If you ask Old Bryanstonians about what they remember of their school days the reply is always pretty much the same: the people and the place. The people you might think speak for themselves, and to some extent they do, given that you really would hope that the people who have had a profound effect upon your educational and emotional progress as a teenager and the friendships made would rate highly on any school leaver's list of strongest memories. But the place at Bryanston ranks almost equally highly; the two, people and place, are to my mind inseparable.
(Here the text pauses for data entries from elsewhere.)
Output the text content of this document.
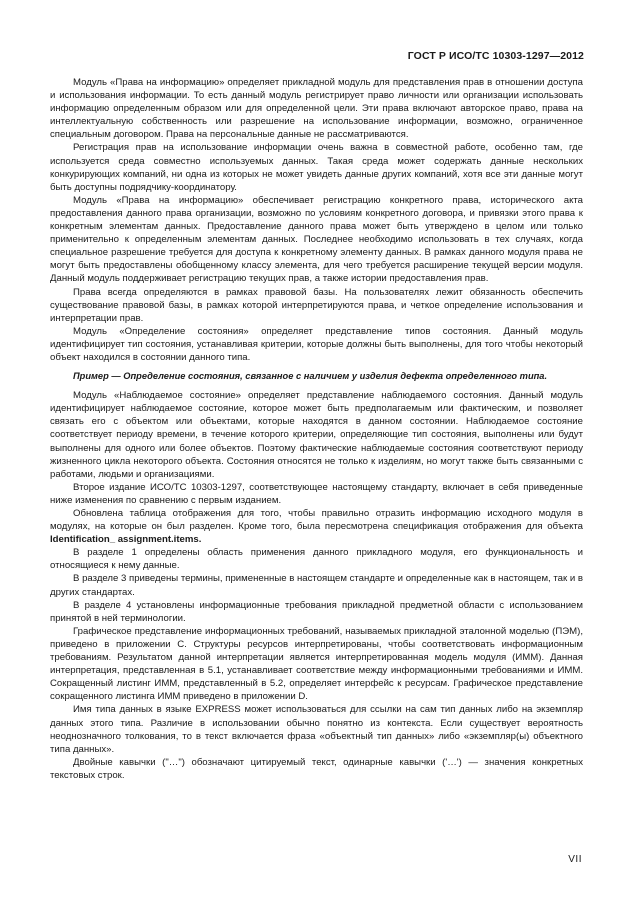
ГОСТ Р ИСО/ТС 10303-1297—2012

Модуль «Права на информацию» определяет прикладной модуль для представления прав в отношении доступа и использования информации. То есть данный модуль регистрирует право личности или организации использовать информацию определенным образом или для определенной цели. Эти права включают авторское право, права на интеллектуальную собственность или разрешение на использование информации, возможно, ограниченное специальным договором. Права на персональные данные не рассматриваются.

Регистрация прав на использование информации очень важна в совместной работе, особенно там, где используется среда совместно используемых данных. Такая среда может содержать данные нескольких конкурирующих компаний, ни одна из которых не может увидеть данные других компаний, хотя все эти данные могут быть доступны подрядчику-координатору.

Модуль «Права на информацию» обеспечивает регистрацию конкретного права, исторического акта предоставления данного права организации, возможно по условиям конкретного договора, и привязки этого права к конкретным элементам данных. Предоставление данного права может быть утверждено в целом или только применительно к определенным элементам данных. Последнее необходимо использовать в тех случаях, когда специальное разрешение требуется для доступа к конкретному элементу данных. В рамках данного модуля права не могут быть предоставлены обобщенному классу элемента, для чего требуется расширение текущей версии модуля. Данный модуль поддерживает регистрацию текущих прав, а также истории предоставления прав.

Права всегда определяются в рамках правовой базы. На пользователях лежит обязанность обеспечить существование правовой базы, в рамках которой интерпретируются права, и четкое определение использования и интерпретации прав.

Модуль «Определение состояния» определяет представление типов состояния. Данный модуль идентифицирует тип состояния, устанавливая критерии, которые должны быть выполнены, для того чтобы некоторый объект находился в состоянии данного типа.

Пример — Определение состояния, связанное с наличием у изделия дефекта определенного типа.

Модуль «Наблюдаемое состояние» определяет представление наблюдаемого состояния. Данный модуль идентифицирует наблюдаемое состояние, которое может быть предполагаемым или фактическим, и позволяет связать его с объектом или объектами, которые находятся в данном состоянии. Наблюдаемое состояние соответствует периоду времени, в течение которого критерии, определяющие тип состояния, выполнены или будут выполнены для одного или более объектов. Поэтому фактические наблюдаемые состояния соответствуют периоду жизненного цикла некоторого объекта. Состояния относятся не только к изделиям, но могут также быть связанными с работами, людьми и организациями.

Второе издание ИСО/ТС 10303-1297, соответствующее настоящему стандарту, включает в себя приведенные ниже изменения по сравнению с первым изданием.

Обновлена таблица отображения для того, чтобы правильно отразить информацию исходного модуля в модулях, на которые он был разделен. Кроме того, была пересмотрена спецификация отображения для объекта Identification_ assignment.items.

В разделе 1 определены область применения данного прикладного модуля, его функциональность и относящиеся к нему данные.

В разделе 3 приведены термины, примененные в настоящем стандарте и определенные как в настоящем, так и в других стандартах.

В разделе 4 установлены информационные требования прикладной предметной области с использованием принятой в ней терминологии.

Графическое представление информационных требований, называемых прикладной эталонной моделью (ПЭМ), приведено в приложении С. Структуры ресурсов интерпретированы, чтобы соответствовать информационным требованиям. Результатом данной интерпретации является интерпретированная модель модуля (ИММ). Данная интерпретация, представленная в 5.1, устанавливает соответствие между информационными требованиями и ИММ. Сокращенный листинг ИММ, представленный в 5.2, определяет интерфейс к ресурсам. Графическое представление сокращенного листинга ИММ приведено в приложении D.

Имя типа данных в языке EXPRESS может использоваться для ссылки на сам тип данных либо на экземпляр данных этого типа. Различие в использовании обычно понятно из контекста. Если существует вероятность неоднозначного толкования, то в текст включается фраза «объектный тип данных» либо «экземпляр(ы) объектного типа данных».

Двойные кавычки ("…") обозначают цитируемый текст, одинарные кавычки ('…') — значения конкретных текстовых строк.

VII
The thing about a boarding school education that no day school, however exceptional, can emulate is the provision of time and space. The boarding school day seems barmily long to a child of 13 who wants to be home at 3.30pm or even 6pm eating peanut butter on toast and watching CBBC. The day at boarding school, where boarding is done properly, finishes at 9pm or later. The week finishes on Saturday afternoon after sport and starts the following morning on Sunday when, during whole school weekends, there is a choice between Sunday service in church, with our incomparable Chaplain, or a non-religious but hopefully entertaining Sunday Assembly. On those weekends when a good deal of the boarders may go home, there is the option of a long lie-in on Sunday and cracking food when you get up, thanks to the award-winning Mike Thorne and his team of caterers. Busy weekends are full of activity, from balloon debates to battle of the bands; quiet weekends might take the form of time with friends in the house, trips to the cinema, or even, mirabile dictu, work.

This activity, high octane or low key, is what allows people to forge friendships with each other. It is far easier in my experience to make real and lasting friendships if you are working alongside someone in house drama or playing alongside them in house football, than if you sit together, passively, at a 'social event'. And at boarding school you really do find friends who stay friends forever.

And then there is the place. The place at Bryanston is 400 acres of Dorset countryside, which allows for all kinds of sporting activity. The obvious ones take place on pitches and courts and change according to season. But there is also a range of other activities allowed by the place such as beekeeping, bell ringing, kayaking, climbing, horse riding, rowing, playing in the grounds, climbing trees and camping.

If you are going to make the most of all of these opportunities, you need the time in which to do it. And we come back to the beginning: 'time and space'. The place itself and being happy and active in the place are inextricably linked. Bertie Wooster puts it succinctly in his flawless schoolboy Latin when he talks of 'the jolly old genius loci'. The campus at Bryanston adds to the opportunities on offer and provides the space in which these opportunities can be enjoyed to the full. Few people leave Bryanston without favourite memories of the countryside in which the school is set, be it the river, the playing fields, or Beechwood Lawn. And even fewer leave without memories of the Coade Hall, where we all meet at least twice a week, or of the Main School, the glorious original house, once a grand home to the Portman family and their household and now a comfortable home and school for 670 pupils. Generations to come will continue to remember Basement Corridor, the Cafe, and the social area of this warm and friendly house because it is here that they made their friends for life.